Creditor Profile Shifts and Digital Assets

On external financing, Aurangzeb detailed a strategic plan to use commercial borrowing in the upcoming fiscal year to swap out bilateral debts, thereby optimizing the country’s creditor profile without increasing its net external debt liabilities. This shift follows Pakistan’s repayment of $3.4 billion in United Arab Emirates bilateral deposits last month, which was offset by tapping Emirati commercial banks. To diversify further, the state is preparing subsequent issues of Eurobonds, Panda bonds, and its first rupee-linked, dollar-settled instruments.

External Financing and Regulatory Focus (FY2026-27)
• Targeted Financing: $2.82 billion through commercial and Eurobond avenues.
• Panda Bonds: Approvals secured for up to $1 billion equivalent following a backed debut.
• Defense Assets: High regional interest post-2025 friction, but export projections remain guarded.
• Crypto Strategy: Comprehensive regulation and formalization prioritized over immediate taxation.
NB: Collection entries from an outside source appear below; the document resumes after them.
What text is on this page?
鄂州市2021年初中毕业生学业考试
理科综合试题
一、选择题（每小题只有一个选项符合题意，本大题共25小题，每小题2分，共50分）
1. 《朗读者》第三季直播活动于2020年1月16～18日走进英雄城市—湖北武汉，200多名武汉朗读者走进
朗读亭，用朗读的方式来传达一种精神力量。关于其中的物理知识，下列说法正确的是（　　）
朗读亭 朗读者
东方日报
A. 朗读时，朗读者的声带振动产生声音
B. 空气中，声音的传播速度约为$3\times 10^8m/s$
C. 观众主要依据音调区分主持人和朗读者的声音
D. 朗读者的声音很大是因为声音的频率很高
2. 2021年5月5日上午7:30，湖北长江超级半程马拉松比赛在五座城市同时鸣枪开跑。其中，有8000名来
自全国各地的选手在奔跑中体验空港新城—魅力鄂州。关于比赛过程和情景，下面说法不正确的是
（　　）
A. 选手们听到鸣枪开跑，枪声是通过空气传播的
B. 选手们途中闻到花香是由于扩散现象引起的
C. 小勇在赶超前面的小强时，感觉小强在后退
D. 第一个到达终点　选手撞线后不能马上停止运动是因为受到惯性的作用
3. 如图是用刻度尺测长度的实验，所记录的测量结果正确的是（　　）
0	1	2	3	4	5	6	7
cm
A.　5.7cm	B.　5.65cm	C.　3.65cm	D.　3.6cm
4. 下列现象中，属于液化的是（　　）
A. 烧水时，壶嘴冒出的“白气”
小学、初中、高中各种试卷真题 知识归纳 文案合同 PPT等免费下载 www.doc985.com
The minister also addressed the state’s recent steps to formalize the digital asset sector, including preliminary agreements signed with prominent global platforms like Binance and World Liberty Financial. Aurangzeb clarified that the immediate priority is establishing a robust regulatory framework for cryptocurrency, tokenization, and digital exchanges. While bringing digital assets into the tax net is an inevitability, the finance ministry maintains that proper formalization must precede revenue enforcement.